Health Economics and Equity at Liverpool (HEEL)
The Health Economics and Equity at Liverpool (HEEL) research group’s vision is to provide evidence to improve the health and wellbeing of the population and strengthen health and social care systems through the study of efficient and equitable ways of providing health and social care.
What is health economics?
Health economics concerns the allocation of scarce health and care resources. There are typically not enough resources relative to need. Resources may include health and care budgets needed to provide treatments, equipment or hospital beds; workforce such as social workers, nurses or clinicians; and time spent investing in health by individuals. Allocating resources has two, at times competing, areas of priority – efficiency and equity. Efficiency is allocating resources such that outcomes from these resources are maximised (i.e. getting the most bang for your buck), whereas equity is allocating resources in a fair and equitable way. Often there is a trade-off between efficiency and equity and the importance of each can vary across health and care systems worldwide. These underlying concepts underpin the majority of health economics research.
The study of health economics is concerned with questions such as:
- Is a new intervention or policy a cost-effective (efficient) use of resources?
- How should health and care resources (budgets, workforce, services) be distributed across areas?

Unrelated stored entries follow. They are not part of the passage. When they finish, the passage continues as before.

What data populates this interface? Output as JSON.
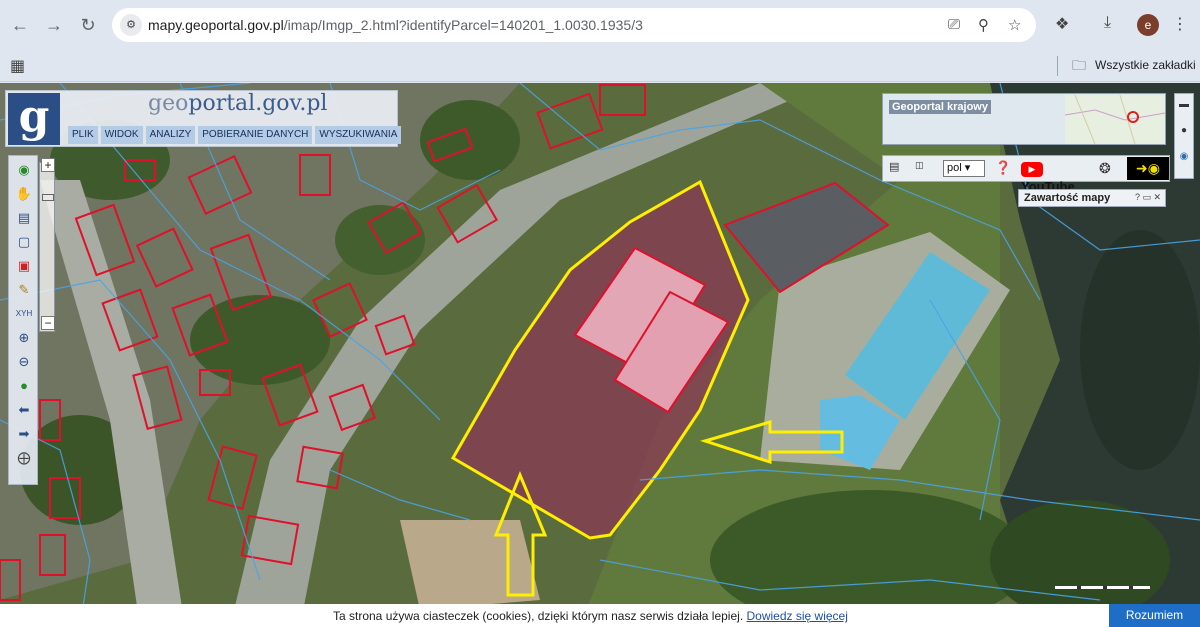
{
  "browser": {
    "url_host": "mapy.geoportal.gov.pl",
    "url_path": "/imap/Imgp_2.html?identifyParcel=140201_1.0030.1935/3",
    "bookmarks_label": "Wszystkie zakładki",
    "avatar_letter": "e"
  },
  "geoportal": {
    "logo_letter": "g",
    "title_prefix": "geo",
    "title_rest": "portal.gov.pl",
    "menu": [
      "PLIK",
      "WIDOK",
      "ANALIZY",
      "POBIERANIE DANYCH",
      "WYSZUKIWANIA"
    ],
    "overview_label": "Geoportal krajowy",
    "language": "pol",
    "youtube_label": "YouTube",
    "content_panel_title": "Zawartość mapy"
  },
  "cookie": {
    "text": "Ta strona używa ciasteczek (cookies), dzięki którym nasz serwis działa lepiej.",
    "link": "Dowiedz się więcej",
    "button": "Rozumiem"
  },
  "colors": {
    "parcel_outline": "#ffee00",
    "building_outline": "#e0102a",
    "parcel_lines": "#4aa3e6",
    "geoportal_blue": "#2b4e86"
  },
  "icons": {
    "back": "arrow-left-icon",
    "forward": "arrow-right-icon",
    "reload": "reload-icon",
    "site_info": "tune-icon",
    "install": "install-app-icon",
    "zoom": "magnifier-icon",
    "star": "star-icon",
    "extensions": "puzzle-icon",
    "download": "download-icon",
    "apps": "grid-icon",
    "folder": "folder-icon"
  }
}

- What are the future needs for health and care resources?
- Should health and care be provided by the public or private sector?
- Are there inequalities in health and wellbeing and what are the causes and solutions?
Our aims
Informing and supporting local, national and international health and care systems in the commissioning and provision of health and care is fundamental to our research, as well as producing evidence on the cost-effectiveness of policies for Government and NGOs. We have the following aims:
- To inform and educate health and care systems, society, and the wider health economics discipline on efficient and equitable approaches to distribute scarce health and care resources.
- To evaluate the effectiveness, cost-effectiveness, efficiency, affordability, and equity impacts of health and care policies and interventions, impacting on both non-communicable diseases and infectious diseases.
- To develop capacity in public and population health economics, taking a broad economic perspective including productivity, education, criminal justice etc.
- To generate research that is useful to, and actionable within, health and care systems.
To meet these aims HEEL:
- Provides a broad range of training in health economics to various audiences (patient and public representatives, the health and care system, academic researchers, and undergraduate and postgraduate students across disciplines).
- Collaborates with Higher Education Institutions, charities, Government, NGOs, health policy thinktanks, patient representatives and communities, and with health and care providers to conduct research that provides evidence needed to inform commissioning of health and care.
- Recognises the need for multidisciplinary research for rich, effective and accessible research, with a commitment to working across disciplines where possible.
- Contributes our expertise to leading national and international funding panels for health research.
The HEEL research group has a critical mass of expertise in the areas of Health Technology Appraisal (HTA), health econometrics, public health, social return on investment, cost-effectiveness and cost benefit analysis, policy evaluation, and health and health care inequalities.